Les critères qui font varier les prix

Une prévoyance ne se tarife pas à la louche. Plusieurs éléments pèsent sur le montant de la prime mensuelle : votre âge, votre profession (risques spécifiques), vos antécédents médicaux, mais aussi les options choisies. Une garantie pour les troubles du dos ou les maladies psychiques peut alourdir la facture de 15 à 30 %. Les délais de franchise - souvent 15, 30 ou 90 jours - jouent aussi : plus ils sont longs, moins la prime est élevée. À vous de trouver l’équilibre entre protection et budget.

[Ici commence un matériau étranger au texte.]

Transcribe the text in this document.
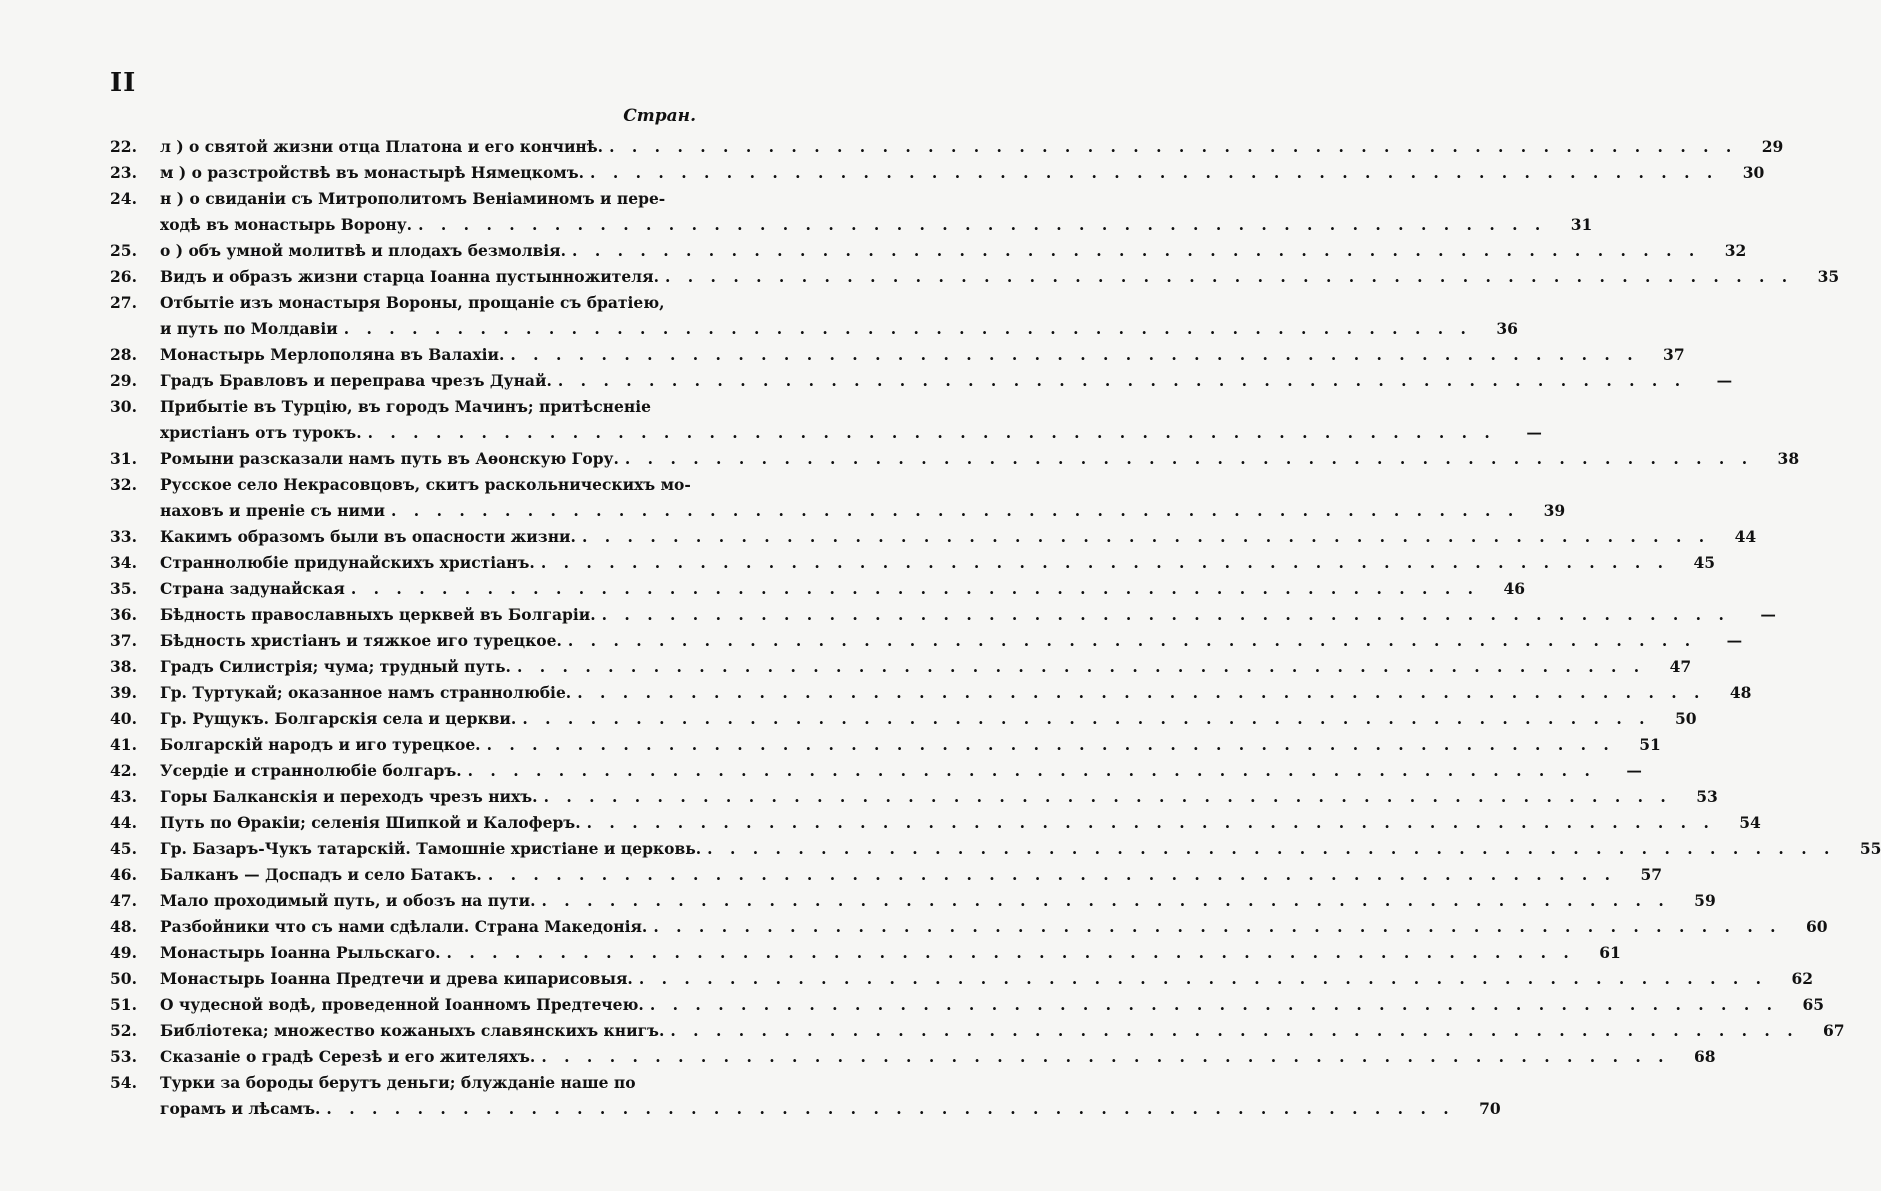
II
Стран.
22.	л ) о святой жизни отца Платона и его кончинѣ. . . . . . . . . . . . . . . . . . . . . . . . . . . . . . . . . . . . . . . . . . . . . . . . . . .	29
23.	м ) о разстройствѣ въ монастырѣ Нямецкомъ. . . . . . . . . . . . . . . . . . . . . . . . . . . . . . . . . . . . . . . . . . . . . . . . . . .	30
24.	н ) о свиданіи съ Митрополитомъ Веніаминомъ и пере-
ходѣ въ монастырь Ворону. . . . . . . . . . . . . . . . . . . . . . . . . . . . . . . . . . . . . . . . . . . . . . . . . . .	31
25.	о ) объ умной молитвѣ и плодахъ безмолвія. . . . . . . . . . . . . . . . . . . . . . . . . . . . . . . . . . . . . . . . . . . . . . . . . . .	32
26.	Видъ и образъ жизни старца Іоанна пустынножителя. . . . . . . . . . . . . . . . . . . . . . . . . . . . . . . . . . . . . . . . . . . . . . . . . . .	35
27.	Отбытіе изъ монастыря Вороны, прощаніе съ братіею,
и путь по Молдавіи . . . . . . . . . . . . . . . . . . . . . . . . . . . . . . . . . . . . . . . . . . . . . . . . . .	36
28.	Монастырь Мерлополяна въ Валахіи. . . . . . . . . . . . . . . . . . . . . . . . . . . . . . . . . . . . . . . . . . . . . . . . . . .	37
29.	Градъ Бравловъ и переправа чрезъ Дунай. . . . . . . . . . . . . . . . . . . . . . . . . . . . . . . . . . . . . . . . . . . . . . . . . . .	—
30.	Прибытіе въ Турцію, въ городъ Мачинъ; притѣсненіе
христіанъ отъ турокъ. . . . . . . . . . . . . . . . . . . . . . . . . . . . . . . . . . . . . . . . . . . . . . . . . . .	—
31.	Ромыни разсказали намъ путь въ Аѳонскую Гору. . . . . . . . . . . . . . . . . . . . . . . . . . . . . . . . . . . . . . . . . . . . . . . . . . .	38
32.	Русское село Некрасовцовъ, скитъ раскольническихъ мо-
наховъ и преніе съ ними . . . . . . . . . . . . . . . . . . . . . . . . . . . . . . . . . . . . . . . . . . . . . . . . . .	39
33.	Какимъ образомъ были въ опасности жизни. . . . . . . . . . . . . . . . . . . . . . . . . . . . . . . . . . . . . . . . . . . . . . . . . . .	44
34.	Страннолюбіе придунайскихъ христіанъ. . . . . . . . . . . . . . . . . . . . . . . . . . . . . . . . . . . . . . . . . . . . . . . . . . .	45
35.	Страна задунайская . . . . . . . . . . . . . . . . . . . . . . . . . . . . . . . . . . . . . . . . . . . . . . . . . .	46
36.	Бѣдность православныхъ церквей въ Болгаріи. . . . . . . . . . . . . . . . . . . . . . . . . . . . . . . . . . . . . . . . . . . . . . . . . . .	—
37.	Бѣдность христіанъ и тяжкое иго турецкое. . . . . . . . . . . . . . . . . . . . . . . . . . . . . . . . . . . . . . . . . . . . . . . . . . .	—
38.	Градъ Силистрія; чума; трудный путь. . . . . . . . . . . . . . . . . . . . . . . . . . . . . . . . . . . . . . . . . . . . . . . . . . .	47
39.	Гр. Туртукай; оказанное намъ страннолюбіе. . . . . . . . . . . . . . . . . . . . . . . . . . . . . . . . . . . . . . . . . . . . . . . . . . .	48
40.	Гр. Рущукъ. Болгарскія села и церкви. . . . . . . . . . . . . . . . . . . . . . . . . . . . . . . . . . . . . . . . . . . . . . . . . . .	50
41.	Болгарскій народъ и иго турецкое. . . . . . . . . . . . . . . . . . . . . . . . . . . . . . . . . . . . . . . . . . . . . . . . . . .	51
42.	Усердіе и страннолюбіе болгаръ. . . . . . . . . . . . . . . . . . . . . . . . . . . . . . . . . . . . . . . . . . . . . . . . . . .	—
43.	Горы Балканскія и переходъ чрезъ нихъ. . . . . . . . . . . . . . . . . . . . . . . . . . . . . . . . . . . . . . . . . . . . . . . . . . .	53
44.	Путь по Ѳракіи; селенія Шипкой и Калоферъ. . . . . . . . . . . . . . . . . . . . . . . . . . . . . . . . . . . . . . . . . . . . . . . . . . .	54
45.	Гр. Базаръ-Чукъ татарскій. Тамошніе христіане и церковь. . . . . . . . . . . . . . . . . . . . . . . . . . . . . . . . . . . . . . . . . . . . . . . . . . .	55
46.	Балканъ — Доспадъ и село Батакъ. . . . . . . . . . . . . . . . . . . . . . . . . . . . . . . . . . . . . . . . . . . . . . . . . . .	57
47.	Мало проходимый путь, и обозъ на пути. . . . . . . . . . . . . . . . . . . . . . . . . . . . . . . . . . . . . . . . . . . . . . . . . . .	59
48.	Разбойники что съ нами сдѣлали. Страна Македонія. . . . . . . . . . . . . . . . . . . . . . . . . . . . . . . . . . . . . . . . . . . . . . . . . . .	60
49.	Монастырь Іоанна Рыльскаго. . . . . . . . . . . . . . . . . . . . . . . . . . . . . . . . . . . . . . . . . . . . . . . . . . .	61
50.	Монастырь Іоанна Предтечи и древа кипарисовыя. . . . . . . . . . . . . . . . . . . . . . . . . . . . . . . . . . . . . . . . . . . . . . . . . . .	62
51.	О чудесной водѣ, проведенной Іоанномъ Предтечею. . . . . . . . . . . . . . . . . . . . . . . . . . . . . . . . . . . . . . . . . . . . . . . . . . .	65
52.	Библіотека; множество кожаныхъ славянскихъ книгъ. . . . . . . . . . . . . . . . . . . . . . . . . . . . . . . . . . . . . . . . . . . . . . . . . . .	67
53.	Сказаніе о градѣ Серезѣ и его жителяхъ. . . . . . . . . . . . . . . . . . . . . . . . . . . . . . . . . . . . . . . . . . . . . . . . . . .	68
54.	Турки за бороды берутъ деньги; блужданіе наше по
горамъ и лѣсамъ. . . . . . . . . . . . . . . . . . . . . . . . . . . . . . . . . . . . . . . . . . . . . . . . . . .	70
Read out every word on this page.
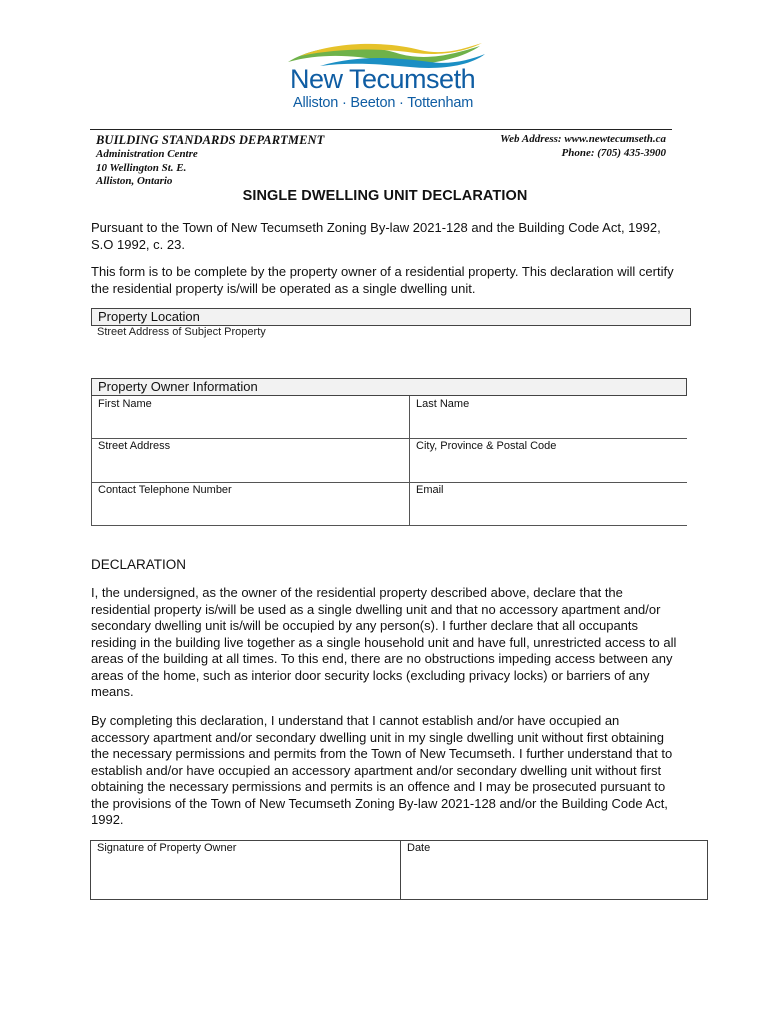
New Tecumseth
Alliston · Beeton · Tottenham
BUILDING STANDARDS DEPARTMENT
Administration Centre
10 Wellington St. E.
Alliston, Ontario
Web Address: www.newtecumseth.ca
Phone: (705) 435-3900
SINGLE DWELLING UNIT DECLARATION
Pursuant to the Town of New Tecumseth Zoning By-law 2021-128 and the Building Code Act, 1992, S.O 1992, c. 23.
This form is to be complete by the property owner of a residential property. This declaration will certify the residential property is/will be operated as a single dwelling unit.
Property Location
Street Address of Subject Property
Property Owner Information
First Name	Last Name
Street Address	City, Province & Postal Code
Contact Telephone Number	Email
DECLARATION
I, the undersigned, as the owner of the residential property described above, declare that the residential property is/will be used as a single dwelling unit and that no accessory apartment and/or secondary dwelling unit is/will be occupied by any person(s). I further declare that all occupants residing in the building live together as a single household unit and have full, unrestricted access to all areas of the building at all times. To this end, there are no obstructions impeding access between any areas of the home, such as interior door security locks (excluding privacy locks) or barriers of any means.
By completing this declaration, I understand that I cannot establish and/or have occupied an accessory apartment and/or secondary dwelling unit in my single dwelling unit without first obtaining the necessary permissions and permits from the Town of New Tecumseth. I further understand that to establish and/or have occupied an accessory apartment and/or secondary dwelling unit without first obtaining the necessary permissions and permits is an offence and I may be prosecuted pursuant to the provisions of the Town of New Tecumseth Zoning By-law 2021-128 and/or the Building Code Act, 1992.
Signature of Property Owner	Date
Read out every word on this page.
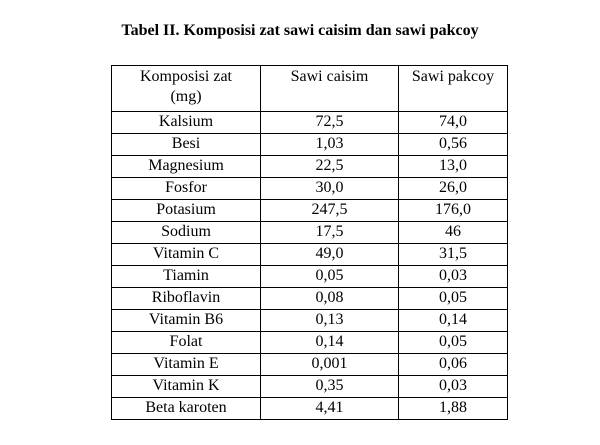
Tabel II. Komposisi zat sawi caisim dan sawi pakcoy
Komposisi zat
(mg)	Sawi caisim	Sawi pakcoy
Kalsium	72,5	74,0
Besi	1,03	0,56
Magnesium	22,5	13,0
Fosfor	30,0	26,0
Potasium	247,5	176,0
Sodium	17,5	46
Vitamin C	49,0	31,5
Tiamin	0,05	0,03
Riboflavin	0,08	0,05
Vitamin B6	0,13	0,14
Folat	0,14	0,05
Vitamin E	0,001	0,06
Vitamin K	0,35	0,03
Beta karoten	4,41	1,88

Les points de vigilance avant de signer

Franchise et délais d'attente

La franchise, ou délai de carence, est la période pendant laquelle aucune indemnité n’est versée après un arrêt. Elle varie selon le motif : 7 jours pour un accident, mais souvent 30 à 90 jours pour une maladie. Un contrat avec une franchise courte coûte plus cher, mais peut éviter un trou de trésorerie brutal. Vérifiez aussi si la franchise est cumulable avec celle de la Sécurité Sociale - parfois, elle ne commence qu’après que celle-ci a pris fin.

Les exclusions liées aux pathologies spécifiques

Les contrats excluent souvent certains risques par défaut : hernies discales, burn-out, troubles musculo-squelettiques. Ces exclusions peuvent être levées moyennant surprime. Ne les ignorez pas. Si votre métier est physique ou soumis à forte pression, ces garanties optionnelles deviennent centrales. Pas de quoi fouetter un chat sur le papier, mais une claque en cas de besoin.

  • Quel est le montant réel des indemnités journalières en cas d’arrêt ?
  • La rente d’invalidité est-elle mensuelle ou versée en capital ?
  • Quels sont les délais de franchise selon la cause de l’arrêt ?
  • Quelles pathologies sont exclues du contrat par défaut ?
  • Les garanties sont-elles indexées sur l’inflation chaque année ?

Se faire accompagner par un expert du marché

L'intérêt de comparer les offres partenaires

Passer par un courtier indépendant, travaillant avec plusieurs assureurs comme April, SwissLife ou Abeille, présente un avantage indéniable : l’objectivité. Vous n’avez pas affaire à un vendeur enfermé dans un seul catalogue, mais à un conseiller qui compare les garanties, les prix, et les clauses d’exclusion. Et surtout, cette expertise est souvent gratuite - les courtiers sont rémunérés par les compagnies d’assurance, pas par vous. La cerise sur le gâteau ? Un accompagnement tout au long de la durée du contrat, y compris en cas de sinistre.

Questions les plus posées

J'ai eu un problème de dos par le passé, puis-je quand même être couvert ?

Oui, mais sous conditions. La plupart des assureurs excluent par défaut les troubles du dos. Cependant, il est possible de racheter cette garantie, souvent avec une surprime. Certains contrats proposent même des grilles médicales plus souples, selon votre profil et les soins suivis. En un clin d’œil, une exclusion peut devenir une protection complète.

Que se passe-t-il si je change de statut pour une SASU demain ?

Le contrat de prévoyance individuel reste valable, mais peut ne plus correspondre à vos nouveaux risques. Les garanties TNS sont conçues pour les indépendants, pas les dirigeants de SASU. Vous devrez probablement adapter ou remplacer le contrat. Certains contrats offrent une portabilité temporaire, ce qui vous laisse un peu de temps pour réorganiser votre couverture.

Existe-t-il des garanties sans questionnaire de santé ?

Oui, des offres dites "simplifiées" existent, mais elles limitent les montants indemnisés et excluent souvent les maladies préexistantes. Elles peuvent convenir pour une première couverture, mais ne remplacent pas un contrat complet. Le niveau de protection est moindre, et les garanties sont parfois plafonnées à 50 % des besoins réels.

À quel moment de l'année est-il préférable de réviser ses garanties ?

L’idéal est de le faire après la clôture de votre bilan comptable, quand vos revenus de l’année sont connus. Cela permet d’ajuster le montant de revenu assuré et de vérifier que les garanties collent encore à votre activité. Une révision annuelle évite les mauvaises surprises en cas de sinistre.